A different and greater loss for all countries would be to miss any opportunity or new ideas that emerge useful for their future, for example, in relation to the mandatory interdisciplinary preparation needed to face future threats and in the strengthening of public health. For Greece, I note an upcoming celebration in 2021 of the Revolutionary War of Independence, 1821, recalling that Greece then faced indescribably miserable health conditions: plague, smallpox, tuberculosis, cholera, typhoid, typhus, dysentery, diphtheria, malaria, syphilis and note that conditions of the people changed little over a century. In the 1920s in the aftermath of the Spanish flu and on the threshold of the Asia Minor Disaster (influx of one and a half million refugees) followed by a so designated pandemic of dengue fever (3000 deaths in a few months and a mortality of 6%) in a background of endemic malaria (6000 annual deaths), Greece undertook an ambitious policy for social development. Dengue came from the Middle East, threw Europe into panic and as a result of smart politics pushed Greece forward. It was a time in the arena of public health then, sometimes repeated later that voices of those who know better remained hidden in the noise of politics as usual.
Even now, the devil Coronavirus is showing the way forward, if the world can only listen, which can ensure that Greek society is prepared in time for any future health threat while it points to the mounting of a different and creative health-based way to celebrate the Revolutionary War of Independence, next year. One theme should be to acknowledge the outstanding dedication and heroic efforts of public health workers now and then, illustrate the bridge of the miserable disease-ridden conditions that prevailed at the time of the Revolutionary War and the today’s whip of the Coronavirus that has already caused the death until now of 81 mainly senior citizens in a caseload of 1775 cases and promote the philosophy and politics that gave rise to the so-called golden years of public health.

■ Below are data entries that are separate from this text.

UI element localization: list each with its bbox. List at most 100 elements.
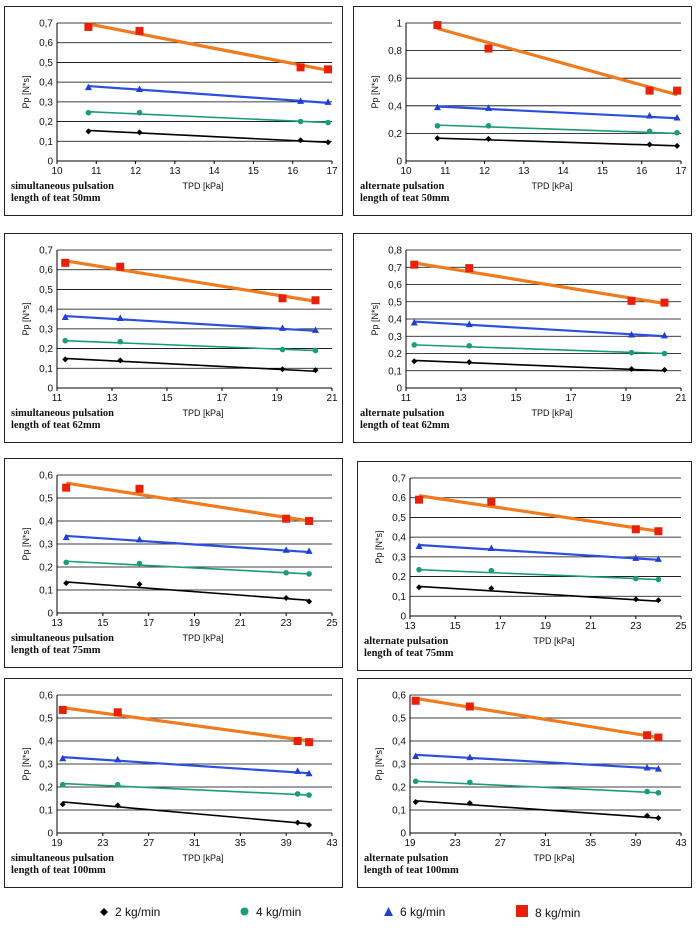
data-point-series-1 xyxy=(325,139,332,146)
chart-caption: simultaneous pulsation length of teat 50m… xyxy=(11,181,114,205)
legend-item-6kg: 6 kg/min xyxy=(384,905,445,919)
x-tick-label: 17 xyxy=(495,621,507,632)
legend-item-4kg: 4 kg/min xyxy=(240,905,301,919)
data-point-series-3 xyxy=(415,542,423,550)
trend-line-series-2 xyxy=(62,782,310,796)
y-tick-label: 0,3 xyxy=(392,760,406,771)
y-tick-label: 0,3 xyxy=(39,324,53,335)
data-point-series-2 xyxy=(136,109,143,116)
data-point-series-2 xyxy=(294,791,301,797)
trend-line-series-2 xyxy=(414,344,665,355)
data-point-series-3 xyxy=(487,544,495,551)
data-point-series-4 xyxy=(484,44,493,53)
data-point-series-3 xyxy=(59,754,67,762)
data-point-series-2 xyxy=(416,566,422,573)
y-tick-label: 0,3 xyxy=(39,760,53,771)
data-point-series-1 xyxy=(466,359,473,366)
legend-label: 6 kg/min xyxy=(400,905,446,919)
x-tick-label: 17 xyxy=(143,618,155,629)
data-point-series-4 xyxy=(654,527,663,536)
trend-line-series-4 xyxy=(64,259,316,303)
x-tick-label: 17 xyxy=(565,393,577,404)
y-axis-label: Pp [N*s] xyxy=(374,747,384,780)
data-point-series-1 xyxy=(297,137,304,144)
x-tick-label: 15 xyxy=(597,166,609,177)
data-point-series-3 xyxy=(279,324,286,331)
data-point-series-4 xyxy=(660,298,669,307)
chart-svg: 0 0,2 0,4 0,6 0,8 1 10 11 12 13 14 15 16 17 Pp [N*s] xyxy=(370,19,687,178)
data-point-series-3 xyxy=(654,765,662,772)
x-tick-label: 12 xyxy=(479,166,491,177)
x-tick-label: 35 xyxy=(235,838,247,849)
y-tick-label: 0,4 xyxy=(39,78,53,89)
x-tick-label: 21 xyxy=(235,618,247,629)
data-point-series-1 xyxy=(674,142,681,149)
data-point-series-1 xyxy=(412,798,419,805)
data-point-series-4 xyxy=(305,738,314,747)
data-point-series-2 xyxy=(434,123,441,129)
data-point-series-4 xyxy=(631,525,640,534)
x-tick-label: 15 xyxy=(450,621,462,632)
trend-line-series-4 xyxy=(88,22,329,72)
data-point-series-2 xyxy=(325,119,331,126)
y-tick-label: 0 xyxy=(400,612,406,623)
x-tick-label: 27 xyxy=(143,838,155,849)
data-point-series-1 xyxy=(485,135,492,142)
caption-line: length of teat 75mm xyxy=(364,648,454,659)
x-tick-label: 23 xyxy=(630,621,642,632)
chart-svg: 0 0,1 0,2 0,3 0,4 0,5 0,6 0,7 0,8 11 13 15 17 19 21 Pp … xyxy=(370,246,687,405)
y-tick-label: 0,7 xyxy=(392,474,406,485)
data-point-series-2 xyxy=(661,350,668,357)
data-point-series-3 xyxy=(465,320,473,328)
trend-line-series-2 xyxy=(437,124,678,135)
data-point-series-2 xyxy=(297,118,304,125)
x-tick-label: 15 xyxy=(248,166,260,177)
trend-line-series-1 xyxy=(88,129,329,144)
chart-caption: alternate pulsation length of teat 75mm xyxy=(364,636,454,660)
trend-line-series-2 xyxy=(88,110,329,124)
chart-svg: 0 0,1 0,2 0,3 0,4 0,5 0,6 19 23 27 31 35 39 43 Pp [N*s… xyxy=(21,691,338,850)
chart-caption: alternate pulsation length of teat 100mm xyxy=(364,853,459,877)
legend-label: 4 kg/min xyxy=(256,905,302,919)
data-point-series-2 xyxy=(306,792,312,798)
trend-line-series-4 xyxy=(418,494,659,533)
data-point-series-2 xyxy=(312,347,319,354)
y-tick-label: 0,5 xyxy=(388,297,402,308)
y-tick-label: 0,4 xyxy=(392,533,406,544)
x-tick-label: 21 xyxy=(326,393,338,404)
trend-line-series-3 xyxy=(415,753,659,770)
x-tick-label: 10 xyxy=(400,166,412,177)
data-point-series-3 xyxy=(485,104,492,111)
y-tick-label: 0,4 xyxy=(39,517,53,528)
y-tick-label: 0,6 xyxy=(392,493,406,504)
trend-line-series-4 xyxy=(415,696,659,740)
data-point-series-1 xyxy=(632,596,639,603)
data-point-series-4 xyxy=(293,737,302,745)
x-tick-label: 14 xyxy=(558,166,570,177)
data-point-series-1 xyxy=(136,581,143,588)
chart-svg: 0 0,1 0,2 0,3 0,4 0,5 0,6 0,7 10 11 12 13 14 15 16 17 Pp… xyxy=(21,19,338,178)
y-tick-label: 0 xyxy=(396,157,402,168)
y-tick-label: 0,1 xyxy=(39,137,53,148)
x-tick-label: 16 xyxy=(287,166,299,177)
data-point-series-2 xyxy=(62,337,69,344)
trend-line-series-1 xyxy=(62,801,310,825)
data-point-series-2 xyxy=(466,342,473,349)
x-tick-label: 27 xyxy=(495,838,507,849)
data-point-series-1 xyxy=(411,358,418,365)
trend-line-series-1 xyxy=(415,800,659,819)
x-axis-label: TPD [kPa] xyxy=(531,408,573,418)
chart-svg: 0 0,1 0,2 0,3 0,4 0,5 0,6 0,7 11 13 15 17 19 21 Pp [N*… xyxy=(21,246,338,405)
x-tick-label: 19 xyxy=(620,393,632,404)
data-point-series-1 xyxy=(136,129,143,136)
x-tick-label: 15 xyxy=(161,393,173,404)
x-axis-label: TPD [kPa] xyxy=(531,181,573,191)
y-tick-label: 0,5 xyxy=(39,285,53,296)
data-point-series-4 xyxy=(296,63,305,72)
square-icon xyxy=(516,905,528,920)
y-tick-label: 0 xyxy=(47,157,53,168)
x-tick-label: 16 xyxy=(636,166,648,177)
caption-line: length of teat 50mm xyxy=(11,193,101,204)
data-point-series-2 xyxy=(63,559,69,566)
y-tick-label: 0,5 xyxy=(39,494,53,505)
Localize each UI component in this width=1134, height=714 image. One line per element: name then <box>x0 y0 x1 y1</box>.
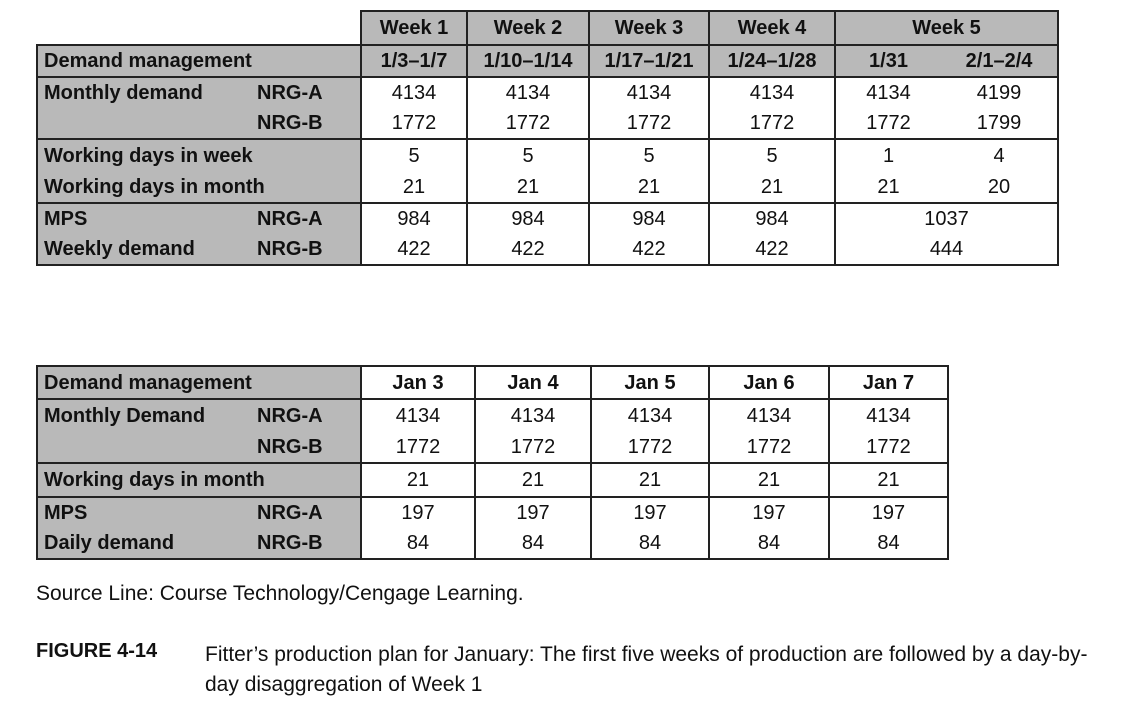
weekly-demand-label: Weekly demand <box>36 234 257 266</box>
table-cell: 984 <box>588 202 710 234</box>
mps-label: MPS <box>36 202 257 234</box>
week-4-header: Week 4 <box>708 10 836 46</box>
nrg-a-label: NRG-A <box>257 398 362 431</box>
daily-production-plan-table: Demand management Jan 3 Jan 4 Jan 5 Jan … <box>36 365 949 560</box>
table-cell: 1772 <box>834 108 941 140</box>
table-cell: 84 <box>360 528 476 560</box>
table-cell: 1772 <box>474 431 592 464</box>
figure-label: FIGURE 4-14 <box>36 640 158 662</box>
week-3-header: Week 3 <box>588 10 710 46</box>
table-cell: 4134 <box>360 76 468 108</box>
day-header: Jan 7 <box>828 365 949 400</box>
date-header: 2/1–2/4 <box>941 44 1060 78</box>
date-header: 1/24–1/28 <box>708 44 836 78</box>
figure-caption: Fitter’s production plan for January: Th… <box>205 643 1088 696</box>
table-cell: 4134 <box>834 76 941 108</box>
table-cell: 5 <box>360 138 468 171</box>
monthly-demand-label: Monthly Demand <box>36 398 257 431</box>
table-cell: 197 <box>828 496 949 528</box>
weekly-table-title: Demand management <box>36 44 362 78</box>
date-header: 1/3–1/7 <box>360 44 468 78</box>
daily-table-title: Demand management <box>36 365 362 400</box>
table-cell: 21 <box>360 171 468 204</box>
table-cell: 1772 <box>708 431 830 464</box>
monthly-demand-label: Monthly demand <box>36 76 257 108</box>
table-cell: 4134 <box>360 398 476 431</box>
table-cell: 422 <box>360 234 468 266</box>
day-header: Jan 6 <box>708 365 830 400</box>
table-cell: 1772 <box>828 431 949 464</box>
working-days-month-label: Working days in month <box>36 171 362 204</box>
nrg-b-label: NRG-B <box>257 234 362 266</box>
table-cell: 4134 <box>588 76 710 108</box>
table-cell: 84 <box>828 528 949 560</box>
table-cell: 4134 <box>708 398 830 431</box>
table-cell: 84 <box>708 528 830 560</box>
table-cell: 984 <box>708 202 836 234</box>
table-cell: 197 <box>360 496 476 528</box>
date-header: 1/10–1/14 <box>466 44 590 78</box>
working-days-week-label: Working days in week <box>36 138 362 171</box>
table-cell: 21 <box>828 462 949 498</box>
table-cell: 4134 <box>466 76 590 108</box>
table-cell: 422 <box>588 234 710 266</box>
table-cell: 1799 <box>941 108 1060 140</box>
week-2-header: Week 2 <box>466 10 590 46</box>
day-header: Jan 4 <box>474 365 592 400</box>
table-cell: 21 <box>708 462 830 498</box>
nrg-b-label: NRG-B <box>257 431 362 464</box>
table-cell: 21 <box>590 462 710 498</box>
date-header: 1/31 <box>834 44 941 78</box>
table-cell: 1772 <box>466 108 590 140</box>
nrg-b-label: NRG-B <box>257 528 362 560</box>
table-cell: 21 <box>588 171 710 204</box>
table-cell: 4134 <box>828 398 949 431</box>
nrg-a-label: NRG-A <box>257 202 362 234</box>
table-cell: 422 <box>466 234 590 266</box>
table-cell: 197 <box>590 496 710 528</box>
table-cell: 4134 <box>590 398 710 431</box>
table-cell: 422 <box>708 234 836 266</box>
table-cell: 197 <box>708 496 830 528</box>
table-cell: 84 <box>590 528 710 560</box>
nrg-a-label: NRG-A <box>257 76 362 108</box>
table-cell: 1772 <box>588 108 710 140</box>
table-cell: 84 <box>474 528 592 560</box>
table-cell: 5 <box>588 138 710 171</box>
table-cell: 1 <box>834 138 941 171</box>
table-cell: 21 <box>708 171 836 204</box>
table-cell: 444 <box>833 234 1060 266</box>
table-cell: 1772 <box>360 108 468 140</box>
source-line: Source Line: Course Technology/Cengage L… <box>36 582 524 605</box>
weekly-production-plan-table: Week 1 Week 2 Week 3 Week 4 Week 5 Deman… <box>36 10 1060 266</box>
table-cell: 4134 <box>708 76 836 108</box>
table-cell: 1037 <box>833 202 1060 234</box>
daily-demand-label: Daily demand <box>36 528 257 560</box>
table-cell: 5 <box>466 138 590 171</box>
table-cell: 20 <box>941 171 1060 204</box>
nrg-a-label: NRG-A <box>257 496 362 528</box>
table-cell: 21 <box>360 462 476 498</box>
table-cell: 4 <box>941 138 1060 171</box>
table-cell: 21 <box>474 462 592 498</box>
day-header: Jan 5 <box>590 365 710 400</box>
nrg-b-label: NRG-B <box>257 108 362 140</box>
table-cell: 197 <box>474 496 592 528</box>
date-header: 1/17–1/21 <box>588 44 710 78</box>
day-header: Jan 3 <box>360 365 476 400</box>
table-cell: 21 <box>466 171 590 204</box>
table-cell: 984 <box>360 202 468 234</box>
table-cell: 4134 <box>474 398 592 431</box>
week-5-header: Week 5 <box>833 10 1060 46</box>
week-1-header: Week 1 <box>360 10 468 46</box>
table-cell: 21 <box>834 171 941 204</box>
table-cell: 1772 <box>708 108 836 140</box>
table-cell: 4199 <box>941 76 1060 108</box>
table-cell: 5 <box>708 138 836 171</box>
table-cell: 984 <box>466 202 590 234</box>
working-days-month-label: Working days in month <box>36 462 362 498</box>
table-cell: 1772 <box>590 431 710 464</box>
mps-label: MPS <box>36 496 257 528</box>
table-cell: 1772 <box>360 431 476 464</box>
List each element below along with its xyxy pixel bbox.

Today’s global figures of Coronavirus Cases: 1,363,123, deaths: 76,383. While the world is not yet ready to celebrate victory over COVID-19 it is not too early to choose a theme of public health in the Greek Biennial Celebration of the Revolutionary War of Independence.
On this a special day of wellbeing for humanity, I wish a rapid recovery for all Coronovirus2 stricken countries, say Bless all Nurses and Health for all and the WHO as well as a happy in lockdown World Health Day, Greece. I do so with the hope of No more urgent need, Thales, first in philosophy and first do no harm, Hippocrates, father of medicine, who in his oath, names Apollo, Asclepius, Panacea and Hygiene, goddess of public health.
1 Dedicated this year to the Nursing profession whose members today are in a courageous fight to stem the Coronavirus rampage at great risk to themselves.
2 See Αntony Αrgyris. The Coronavirus Pandemic and its extraordinary emergency needs: Joint statement by Germany, Belgium, Denmark, Spain, Finland, France, Greece, Ireland, Italy, Latvia, Luxembourg, Netherlands, Portugal and Portugal Sweden (April 2, 2020), and a caution, while noting that new laws with the aid of technology can expand state surveillance, allow government to hold people indefinitely and violate freedom of assembly and expression that can shape citizens lives, politics and economics for decades to come.